La Commission présentera des critères de durabilité pour l’utilisation énergétique de la biomasse d’ici la fin de 2010. 

Régler la note

Une révision de l’encadrement communautaire des aides d’Etat  pour la protection de l’environnement a accompagné les propositions sur les énergies renouvelables, ouvrant la voie à une augmentation des aides d’Etat pour le secteur des énergies renouvelables, notamment pour les producteurs de biocarburants. Les critères de durabilité de la Commission seront liés à l’éligibilité pour les aides d’Etat. 

Afin de pourvoir obtenir des aides d’Etat, les projets doivent en général impliquer des coûts d’investissement excessivement élevés. Les entreprises souhaitant aller plus loin que les engagements communautaires en matière d’environnement sont particulièrement éligibles aux subventions. 

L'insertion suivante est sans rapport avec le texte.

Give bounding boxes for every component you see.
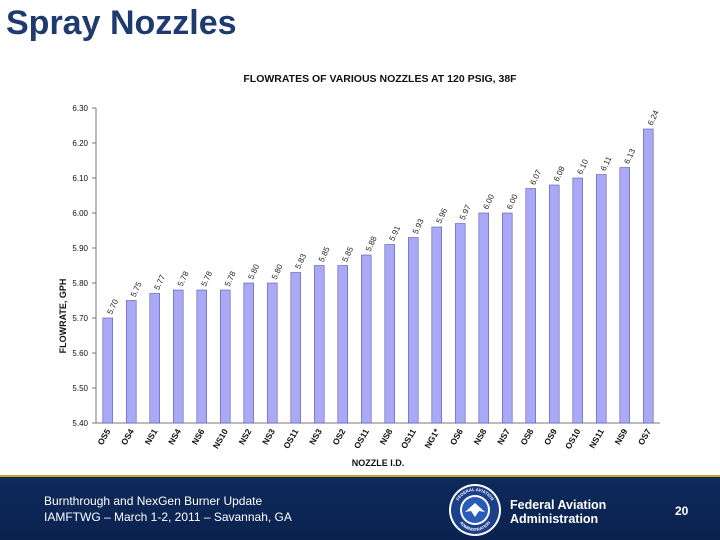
y-tick-label: 5.50	[72, 384, 88, 393]
category-label: NS7	[495, 427, 512, 447]
agency-name-line2: Administration	[510, 512, 599, 526]
bar	[361, 254, 372, 424]
presentation-title: Burnthrough and NexGen Burner Update	[44, 494, 263, 508]
category-label: NS8	[472, 427, 489, 447]
data-label: 5.78	[199, 269, 214, 287]
x-axis-label: NOZZLE I.D.	[352, 458, 405, 468]
category-label: NS9	[613, 427, 630, 447]
footer-bar: Burnthrough and NexGen Burner Update IAM…	[0, 475, 720, 540]
bar	[455, 223, 466, 424]
bar	[126, 300, 137, 424]
category-label: NS10	[211, 427, 230, 451]
bar	[149, 293, 160, 424]
data-label: 5.70	[105, 297, 120, 315]
y-tick-label: 5.90	[72, 244, 88, 253]
agency-name-line1: Federal Aviation	[510, 498, 607, 512]
data-label: 5.91	[387, 224, 402, 242]
category-label: OS10	[563, 427, 583, 451]
data-label: 5.83	[293, 252, 308, 270]
bar	[314, 265, 325, 424]
y-tick-label: 6.20	[72, 139, 88, 148]
plot-area: 5.40 5.50 5.60 5.70 5.80 5.90 6.00 6.10 6.20 6.30…	[72, 104, 660, 451]
data-label: 5.97	[458, 203, 473, 221]
bar	[525, 188, 536, 424]
data-label: 6.08	[552, 164, 567, 182]
bar	[431, 226, 442, 424]
data-label: 5.85	[340, 245, 355, 263]
category-label: NS3	[260, 427, 277, 447]
category-label: NG1*	[422, 426, 441, 450]
meeting-info: IAMFTWG – March 1-2, 2011 – Savannah, GA	[44, 510, 292, 524]
flowrate-bar-chart: FLOWRATES OF VARIOUS NOZZLES AT 120 PSIG…	[58, 73, 661, 468]
bar	[502, 212, 513, 424]
bar	[173, 289, 184, 424]
y-tick-label: 5.80	[72, 279, 88, 288]
y-tick-label: 6.30	[72, 104, 88, 113]
y-tick-label: 5.40	[72, 419, 88, 428]
data-label: 5.77	[152, 273, 167, 291]
bar	[337, 265, 348, 424]
y-tick-label: 6.00	[72, 209, 88, 218]
chart-title: FLOWRATES OF VARIOUS NOZZLES AT 120 PSIG…	[243, 73, 517, 85]
bar	[267, 282, 278, 424]
bar	[619, 167, 630, 424]
data-label: 6.13	[622, 147, 637, 165]
data-label: 6.24	[646, 108, 661, 126]
data-label: 5.93	[411, 217, 426, 235]
category-label: OS11	[399, 427, 418, 451]
data-label: 6.07	[528, 168, 543, 186]
category-label: NS2	[237, 427, 254, 447]
data-label: 6.00	[481, 192, 496, 210]
bar	[196, 289, 207, 424]
y-axis-label: FLOWRATE, GPH	[58, 279, 68, 354]
category-label: OS9	[542, 427, 559, 447]
bar	[408, 237, 419, 424]
slide-title: Spray Nozzles	[6, 4, 237, 42]
bar	[290, 272, 301, 424]
category-label: OS7	[636, 427, 653, 447]
category-label: NS3	[307, 427, 324, 447]
data-label: 5.80	[246, 262, 261, 280]
category-label: NS8	[378, 427, 395, 447]
bar	[572, 177, 583, 424]
data-label: 5.88	[364, 234, 379, 252]
category-label: OS11	[281, 427, 300, 451]
bar	[596, 174, 607, 424]
data-label: 6.10	[575, 157, 590, 175]
data-label: 5.75	[129, 280, 144, 298]
bar	[478, 212, 489, 424]
bar	[549, 184, 560, 424]
bar	[384, 244, 395, 424]
category-label: NS6	[190, 427, 207, 447]
data-label: 5.96	[434, 206, 449, 224]
category-label: NS11	[587, 427, 606, 450]
data-label: 6.00	[505, 192, 520, 210]
data-label: 5.78	[223, 269, 238, 287]
category-label: OS2	[330, 427, 347, 447]
category-label: OS6	[448, 427, 465, 447]
bar	[243, 282, 254, 424]
category-label: OS11	[352, 427, 371, 451]
y-tick-label: 5.60	[72, 349, 88, 358]
category-label: NS4	[166, 427, 183, 447]
data-label: 5.85	[317, 245, 332, 263]
y-tick-label: 6.10	[72, 174, 88, 183]
bar	[643, 128, 654, 424]
category-label: NS1	[143, 427, 160, 447]
category-label: OS4	[119, 427, 136, 447]
faa-seal-icon: FEDERAL AVIATION ADMINISTRATION	[449, 484, 501, 536]
page-number: 20	[675, 504, 689, 518]
data-label: 6.11	[599, 154, 614, 172]
data-label: 5.78	[176, 269, 191, 287]
bar	[102, 317, 113, 424]
category-label: OS8	[518, 427, 535, 447]
y-tick-label: 5.70	[72, 314, 88, 323]
category-label: OS5	[95, 427, 112, 447]
bar	[220, 289, 231, 424]
data-label: 5.80	[270, 262, 285, 280]
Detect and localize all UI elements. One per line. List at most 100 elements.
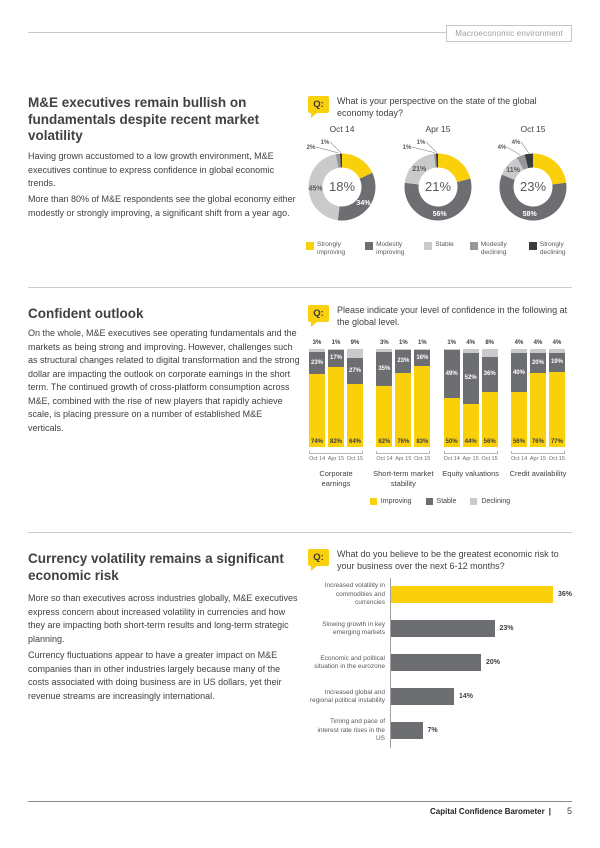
period-label: Apr 15 <box>395 456 412 462</box>
footer-rule <box>28 801 572 802</box>
section-1-title: M&E executives remain bullish on fundame… <box>28 95 260 144</box>
donut-segment <box>404 178 472 221</box>
period-label-row: Oct 14 Apr 15 Oct 15 <box>309 456 363 462</box>
declining-value: 3% <box>312 340 322 346</box>
stacked-bar: 49% 50% <box>443 349 460 447</box>
risk-bar <box>391 586 553 603</box>
segment-stable: 49% <box>443 349 460 398</box>
header-rule <box>28 32 447 33</box>
label-leader-line <box>425 141 438 153</box>
donut-legend: Strongly improving Modestly improving Stab… <box>306 241 572 258</box>
section-2-title: Confident outlook <box>28 306 144 321</box>
donut-segment <box>435 153 438 168</box>
segment-stable: 36% <box>481 356 498 393</box>
period-label: Oct 15 <box>548 456 565 462</box>
segment-declining <box>328 349 344 350</box>
question-2-text: Please indicate your level of confidence… <box>337 305 568 328</box>
period-label: Oct 15 <box>481 456 498 462</box>
label-leader-line <box>411 146 435 153</box>
period-label-row: Oct 14 Apr 15 Oct 15 <box>444 456 498 462</box>
improving-value: 64% <box>348 438 361 445</box>
stable-value: 16% <box>416 354 429 361</box>
declining-value: 1% <box>417 340 427 346</box>
segment-stable: 23% <box>309 351 325 375</box>
donut-segment <box>337 172 376 221</box>
segment-declining <box>510 349 527 353</box>
improving-value: 82% <box>329 438 342 445</box>
stacked-bar-chart: 3% 1% 9% 23% 74% 17% 82% 27% 64% Oct 14 Apr 15 Oct … <box>309 340 566 489</box>
bar-zone: 23% <box>390 612 572 646</box>
stable-value: 40% <box>512 369 525 376</box>
risk-bar-row: Increased global and regional political … <box>308 680 572 714</box>
period-label: Oct 14 <box>376 456 393 462</box>
section-3-title: Currency volatility remains a significan… <box>28 551 284 583</box>
bar-zone: 14% <box>390 680 572 714</box>
period-label: Apr 15 <box>462 456 479 462</box>
donut-center-value: 23% <box>520 179 546 194</box>
stable-value: 36% <box>483 371 496 378</box>
bar-zone: 20% <box>390 646 572 680</box>
horizontal-bar-chart: Increased volatility in commodities and … <box>308 578 572 748</box>
period-label: Oct 14 <box>510 456 528 462</box>
footer: Capital Confidence Barometer | 5 <box>430 806 572 816</box>
stacked-bar: 23% 76% <box>395 349 412 447</box>
stable-value: 52% <box>464 375 477 382</box>
donut-segment <box>339 153 342 168</box>
donut-segment <box>499 174 567 221</box>
section-2-paragraph: On the whole, M&E executives see operati… <box>28 328 300 433</box>
segment-stable: 16% <box>414 349 431 366</box>
segment-improving: 50% <box>443 397 460 447</box>
risk-value: 23% <box>499 625 514 632</box>
period-label-row: Oct 14 Apr 15 Oct 15 <box>376 456 430 462</box>
legend-item: Improving <box>369 497 412 506</box>
risk-bar <box>391 620 495 637</box>
risk-bar <box>391 654 481 671</box>
footer-separator: | <box>548 807 551 816</box>
declining-value: 4% <box>514 340 524 346</box>
question-3-text: What do you believe to be the greatest e… <box>337 549 559 572</box>
bar-group: 3% 1% 9% 23% 74% 17% 82% 27% 64% Oct 14 Apr 15 Oct … <box>309 340 363 489</box>
stable-value: 23% <box>397 358 410 365</box>
legend-label: Improving <box>380 498 412 505</box>
segment-improving: 83% <box>414 365 431 447</box>
bar-row: 49% 50% 52% 44% 36% 56% <box>443 349 498 447</box>
stacked-bar: 23% 74% <box>309 349 325 447</box>
risk-value: 14% <box>459 693 474 700</box>
bar-row: 35% 62% 23% 76% 16% 83% <box>376 349 431 447</box>
donut-block: Apr 15 56% 21% 1% 1% 21% <box>390 124 486 238</box>
risk-bar-row: Economic and political situation in the … <box>308 646 572 680</box>
declining-value: 9% <box>350 340 360 346</box>
label-leader-line <box>520 141 529 153</box>
legend-item: Stable <box>425 497 456 506</box>
period-label: Apr 15 <box>529 456 547 462</box>
period-label: Oct 15 <box>414 456 431 462</box>
declining-value: 8% <box>485 340 494 346</box>
donut-chart: 58% 11% 4% 4% 23% <box>498 140 567 221</box>
question-1-text: What is your perspective on the state of… <box>337 96 537 119</box>
donut-segment <box>524 153 533 169</box>
stacked-bar: 52% 44% <box>462 349 479 447</box>
legend-label: Declining <box>481 498 511 505</box>
declining-value: 3% <box>379 340 389 346</box>
segment-declining <box>309 349 325 352</box>
donut-segment-value: 58% <box>523 211 538 218</box>
legend-label: Strongly improving <box>317 241 346 257</box>
segment-improving: 44% <box>462 403 479 447</box>
donut-segment <box>533 153 567 185</box>
axis-bracket <box>443 451 498 454</box>
section-divider <box>28 287 572 288</box>
axis-bracket <box>510 451 565 454</box>
stable-value: 35% <box>378 366 391 373</box>
declining-value: 1% <box>331 340 341 346</box>
declining-value-row: 3% 1% 9% <box>309 340 363 349</box>
declining-value: 1% <box>398 340 408 346</box>
period-label-row: Oct 14 Apr 15 Oct 15 <box>511 456 565 462</box>
legend-swatch <box>424 242 433 250</box>
declining-value: 1% <box>447 340 456 346</box>
segment-stable: 20% <box>529 352 546 373</box>
section-1-paragraph: Having grown accustomed to a low growth … <box>28 151 275 188</box>
legend-swatch <box>528 242 537 250</box>
donut-segment <box>308 154 340 221</box>
risk-bar-row: Slowing growth in key emerging markets 23… <box>308 612 572 646</box>
section-divider <box>28 532 572 533</box>
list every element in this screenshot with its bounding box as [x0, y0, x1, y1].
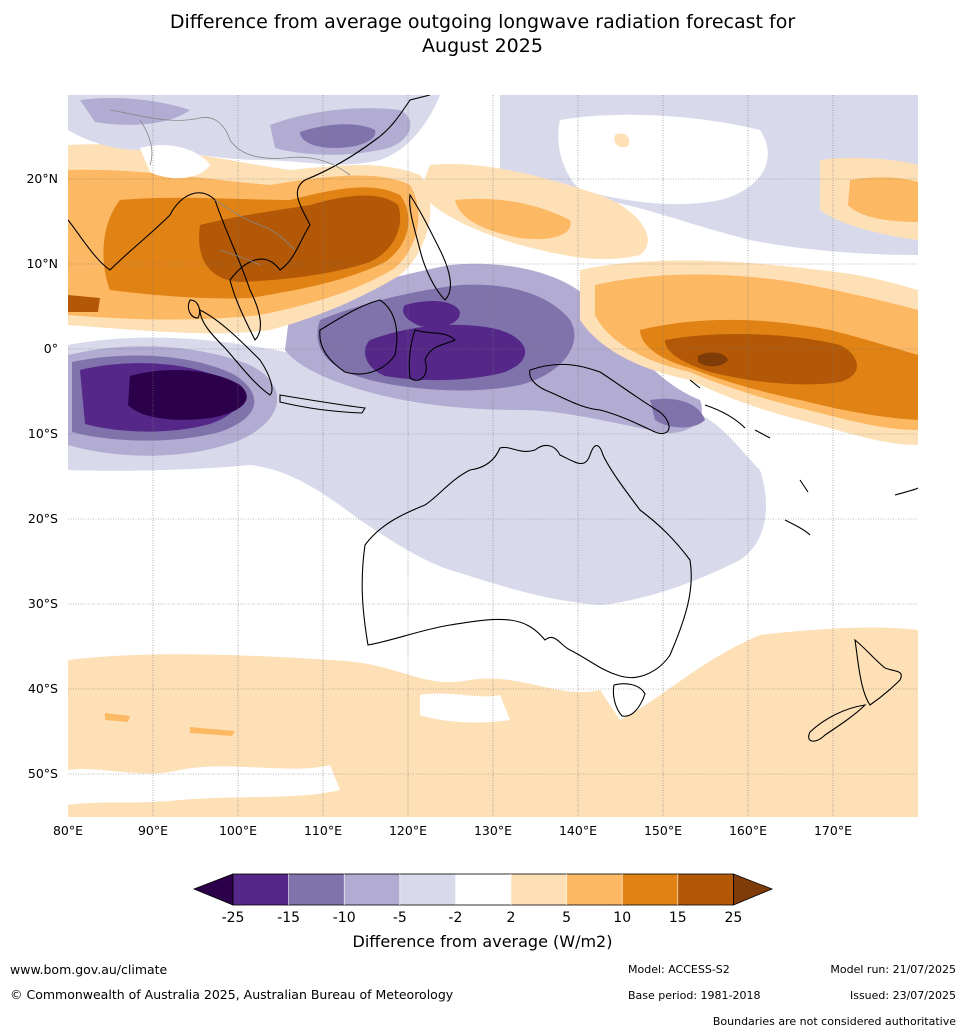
lat-label: 40°S: [28, 681, 58, 696]
colorbar-tick-label: -2: [448, 910, 462, 926]
title-line-2: August 2025: [422, 35, 543, 57]
new-zealand-coastline: [808, 638, 902, 742]
colorbar-max-extension: [733, 873, 774, 906]
lon-label: 160°E: [729, 823, 767, 838]
lon-label: 100°E: [219, 823, 257, 838]
colorbar-tick-label: -5: [393, 910, 407, 926]
website-text: www.bom.gov.au/climate: [10, 962, 168, 977]
title-line-1: Difference from average outgoing longwav…: [169, 11, 796, 33]
vanuatu-fiji-coastline: [784, 479, 918, 536]
lon-label: 150°E: [644, 823, 682, 838]
lat-label: 20°N: [26, 171, 58, 186]
lon-label: 90°E: [138, 823, 168, 838]
colorbar-segment: [622, 874, 678, 905]
tasmania-coastline: [612, 683, 646, 717]
colorbar-tick-label: -10: [333, 910, 356, 926]
colorbar-tick-label: 10: [613, 910, 631, 926]
colorbar-segment: [677, 874, 734, 905]
philippines-coastline: [409, 193, 451, 301]
lat-label: 0°: [44, 341, 58, 356]
colorbar-tick-label: 15: [669, 910, 687, 926]
png-islands-coastline: [689, 379, 771, 439]
colorbar-segment: [511, 874, 567, 905]
graticule: [68, 95, 918, 817]
lon-label: 130°E: [474, 823, 512, 838]
disclaimer-text: Boundaries are not considered authoritat…: [712, 1015, 956, 1028]
asia-mainland-coastline: [68, 95, 431, 341]
sulawesi-coastline: [408, 329, 456, 381]
colorbar-segment: [455, 874, 511, 905]
colorbar-tick-label: 25: [724, 910, 742, 926]
colorbar-tick-label: 2: [507, 910, 516, 926]
colorbar: -25 -15 -10 -5 -2 2 5 10 15 25: [192, 873, 774, 926]
issued-text: Issued: 23/07/2025: [849, 989, 956, 1002]
latitude-labels: 20°N 10°N 0° 10°S 20°S 30°S 40°S 50°S: [26, 171, 58, 781]
coastlines: [68, 95, 918, 742]
colorbar-tick-label: -25: [222, 910, 245, 926]
lon-label: 110°E: [304, 823, 342, 838]
australia-coastline: [361, 444, 692, 678]
colorbar-segment: [288, 874, 345, 905]
colorbar-segment: [399, 874, 456, 905]
colorbar-label: Difference from average (W/m2): [352, 932, 613, 951]
lat-label: 20°S: [28, 511, 58, 526]
lat-label: 30°S: [28, 596, 58, 611]
colorbar-segment: [233, 874, 289, 905]
map-title: Difference from average outgoing longwav…: [0, 10, 965, 58]
colorbar-min-extension: [192, 873, 234, 906]
lat-label: 50°S: [28, 766, 58, 781]
lon-label: 170°E: [814, 823, 852, 838]
lon-label: 120°E: [389, 823, 427, 838]
java-coastline: [279, 394, 366, 414]
model-run-text: Model run: 21/07/2025: [830, 963, 956, 976]
colorbar-segment: [566, 874, 623, 905]
longitude-labels: 80°E 90°E 100°E 110°E 120°E 130°E 140°E …: [53, 823, 852, 838]
lon-label: 140°E: [559, 823, 597, 838]
base-period-text: Base period: 1981-2018: [628, 989, 761, 1002]
borneo-coastline: [319, 299, 398, 375]
lon-label: 80°E: [53, 823, 83, 838]
copyright-text: © Commonwealth of Australia 2025, Austra…: [10, 987, 454, 1002]
country-borders: [109, 109, 351, 266]
colorbar-tick-label: 5: [562, 910, 571, 926]
sri-lanka-coastline: [187, 299, 201, 319]
colorbar-tick-label: -15: [277, 910, 300, 926]
lat-label: 10°N: [26, 256, 58, 271]
new-guinea-coastline: [529, 363, 670, 434]
model-text: Model: ACCESS-S2: [628, 963, 730, 976]
colorbar-segment: [344, 874, 400, 905]
lat-label: 10°S: [28, 426, 58, 441]
sumatra-coastline: [199, 309, 273, 396]
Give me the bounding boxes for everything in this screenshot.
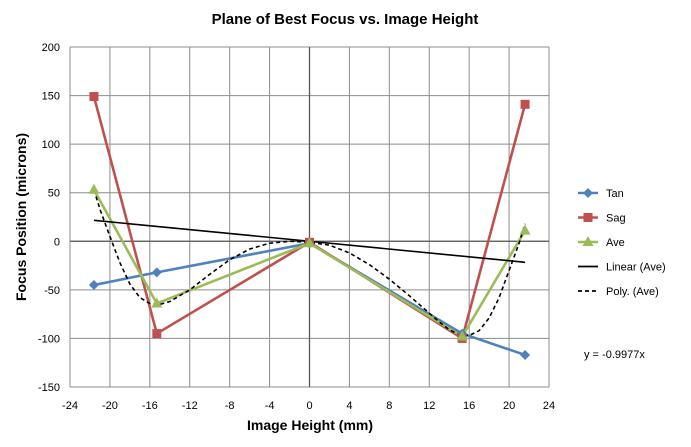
y-tick-label: -50: [44, 285, 60, 297]
legend-swatch-marker: [582, 236, 594, 246]
legend: Tan Sag Ave Linear (Ave) Poly. (Ave): [578, 188, 666, 298]
x-tick-label: -20: [102, 400, 118, 412]
data-point-sag: [152, 329, 162, 339]
legend-entry-poly-ave: Poly. (Ave): [578, 286, 659, 298]
data-point-ave: [304, 237, 315, 248]
data-point-sag: [520, 99, 530, 109]
legend-entry-sag: Sag: [578, 213, 626, 225]
legend-label: Sag: [606, 213, 626, 225]
x-tick-label: -8: [225, 400, 235, 412]
x-tick-label: -12: [182, 400, 198, 412]
data-point-ave: [456, 330, 468, 341]
tick-labels: -150 -100 -50 0 50 100 150 200 -24 -20 -16 -12 -8 -4 0…: [38, 42, 555, 412]
y-tick-label: 200: [42, 42, 60, 54]
data-point-ave: [519, 224, 531, 235]
data-point-tan: [520, 349, 531, 360]
y-tick-label: 150: [42, 91, 60, 103]
x-axis-label: Image Height (mm): [247, 417, 373, 433]
y-tick-label: 50: [48, 188, 60, 200]
y-tick-label: 0: [54, 236, 60, 248]
trendline-equation: y = -0.9977x: [584, 349, 645, 361]
legend-label: Linear (Ave): [606, 262, 666, 274]
x-tick-label: 4: [346, 400, 352, 412]
x-tick-label: 20: [503, 400, 515, 412]
x-tick-label: 8: [386, 400, 392, 412]
y-tick-label: -100: [38, 333, 60, 345]
x-tick-label: 0: [306, 400, 312, 412]
data-point-tan: [151, 267, 162, 278]
x-tick-label: 12: [423, 400, 435, 412]
legend-entry-ave: Ave: [578, 236, 625, 249]
y-axis-label: Focus Position (microns): [13, 133, 29, 301]
chart-title: Plane of Best Focus vs. Image Height: [212, 11, 479, 28]
series-line-poly-ave: [93, 189, 526, 337]
legend-swatch-marker: [583, 188, 593, 198]
series-group: [88, 92, 531, 360]
data-point-ave: [151, 297, 163, 308]
data-point-ave: [88, 183, 100, 194]
x-tick-label: -24: [62, 400, 78, 412]
x-tick-label: -4: [265, 400, 275, 412]
data-point-tan: [88, 280, 99, 290]
legend-swatch-marker: [583, 213, 593, 222]
axes: [70, 47, 549, 387]
x-tick-label: 16: [463, 400, 475, 412]
legend-label: Ave: [606, 237, 625, 249]
legend-label: Tan: [606, 188, 624, 200]
x-tick-label: 24: [543, 400, 555, 412]
y-tick-label: -150: [38, 382, 60, 394]
legend-label: Poly. (Ave): [606, 286, 659, 298]
x-tick-label: -16: [142, 400, 158, 412]
legend-entry-linear-ave: Linear (Ave): [578, 262, 666, 274]
legend-entry-tan: Tan: [578, 188, 624, 200]
data-point-sag: [89, 92, 99, 102]
y-tick-label: 100: [42, 139, 60, 151]
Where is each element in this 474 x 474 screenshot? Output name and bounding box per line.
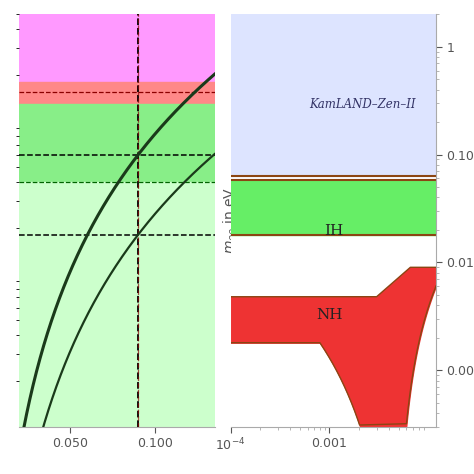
Text: NH: NH [316, 308, 343, 322]
Y-axis label: $m_{ee}$ in eV: $m_{ee}$ in eV [221, 187, 239, 254]
Bar [19, 182, 215, 427]
Text: IH: IH [324, 224, 343, 238]
Bar [19, 104, 215, 182]
Bar [231, 180, 436, 235]
Bar [19, 14, 215, 82]
Bar [19, 82, 215, 104]
Text: KamLAND–Zen–II: KamLAND–Zen–II [309, 99, 415, 111]
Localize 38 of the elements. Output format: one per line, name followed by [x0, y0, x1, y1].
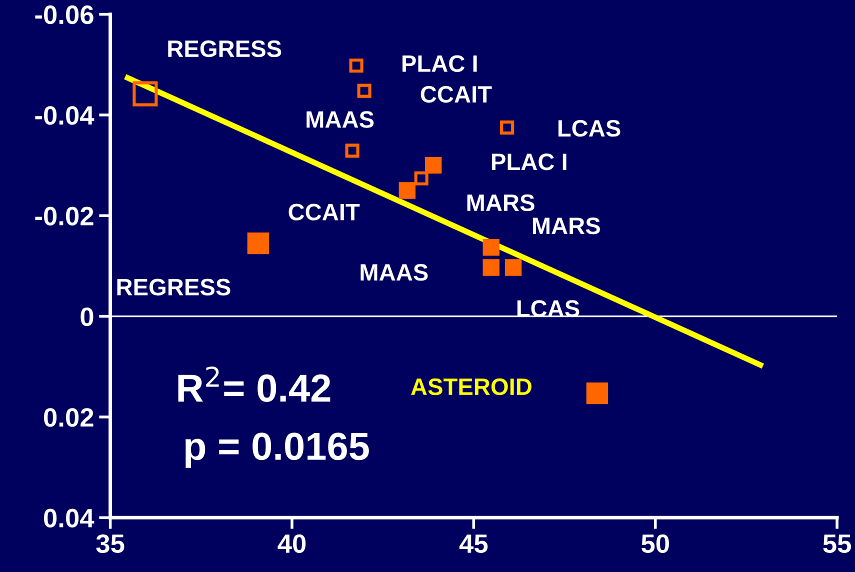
point: [504, 259, 522, 276]
point: [398, 182, 416, 199]
annotation: MARS: [532, 218, 600, 234]
annotation: LCAS: [558, 120, 620, 137]
annotation: R$^{2}$= 0.42: [178, 366, 330, 402]
point: [414, 171, 428, 186]
annotation: CCAIT: [288, 204, 360, 220]
y-tick-label: 0.02: [44, 408, 94, 427]
x-tick-label: 40: [278, 534, 306, 554]
point: [345, 144, 360, 158]
annotation: MAAS: [306, 111, 374, 128]
y-tick-label: 0.04: [44, 508, 94, 528]
point: [247, 232, 270, 254]
y-tick-label: -0.04: [35, 106, 94, 125]
x-tick-label: 35: [96, 534, 124, 554]
point: [349, 58, 364, 73]
annotation: MAAS: [360, 264, 428, 281]
annotation: PLAC I: [492, 154, 566, 170]
x-tick-label: 50: [641, 534, 669, 554]
y-tick-label: -0.06: [35, 5, 94, 24]
point: [424, 156, 442, 174]
point: [482, 239, 500, 256]
point: [586, 382, 608, 404]
annotation: PLAC I: [402, 55, 477, 72]
point: [357, 84, 372, 98]
annotation: p = 0.0165: [186, 432, 369, 468]
y-tick-label: 0: [80, 307, 94, 326]
annotation: MARS: [467, 194, 534, 212]
annotation: REGRESS: [168, 40, 282, 58]
x-tick-label: 55: [823, 534, 851, 554]
annotation: ASTEROID: [411, 378, 532, 396]
point: [482, 259, 500, 276]
y-tick-label: -0.02: [35, 206, 94, 226]
x-tick-label: 45: [459, 534, 488, 554]
point: [132, 81, 158, 106]
point: [500, 120, 514, 135]
annotation: CCAIT: [420, 86, 492, 103]
annotation: REGRESS: [117, 278, 230, 296]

La Commission prévoit que la plupart des aides nationales puissent prendre la forme d’allègement fiscal. En revanche, le nouveau cadre ne propose pas de révision du régime de la taxe sur la valeur ajoutée (TVA), malgré les appels précédents de la France et du Royaume-Uni en faveur de nouvelles règles sur la TVA  pour les produits verts (EURACTIV 23/07/07). 

La Commission prévoit que l’ensemble du paquet énergie et climat (voir d’autres articles sur ce sujet) coûtera moins de 0,5 % du PIB de l’UE. La Commission a également mentionné à plusieurs reprises le coût de l’inaction, évalué dans le rapport Stern (EURACTIV 31/10/06). Elle affirme qu’en raison de l’augmentation des prix du pétrole et du gaz, les gains générés par la promotion des énergies renouvelables seront bien plus importants que les calculs actuels de la Commission.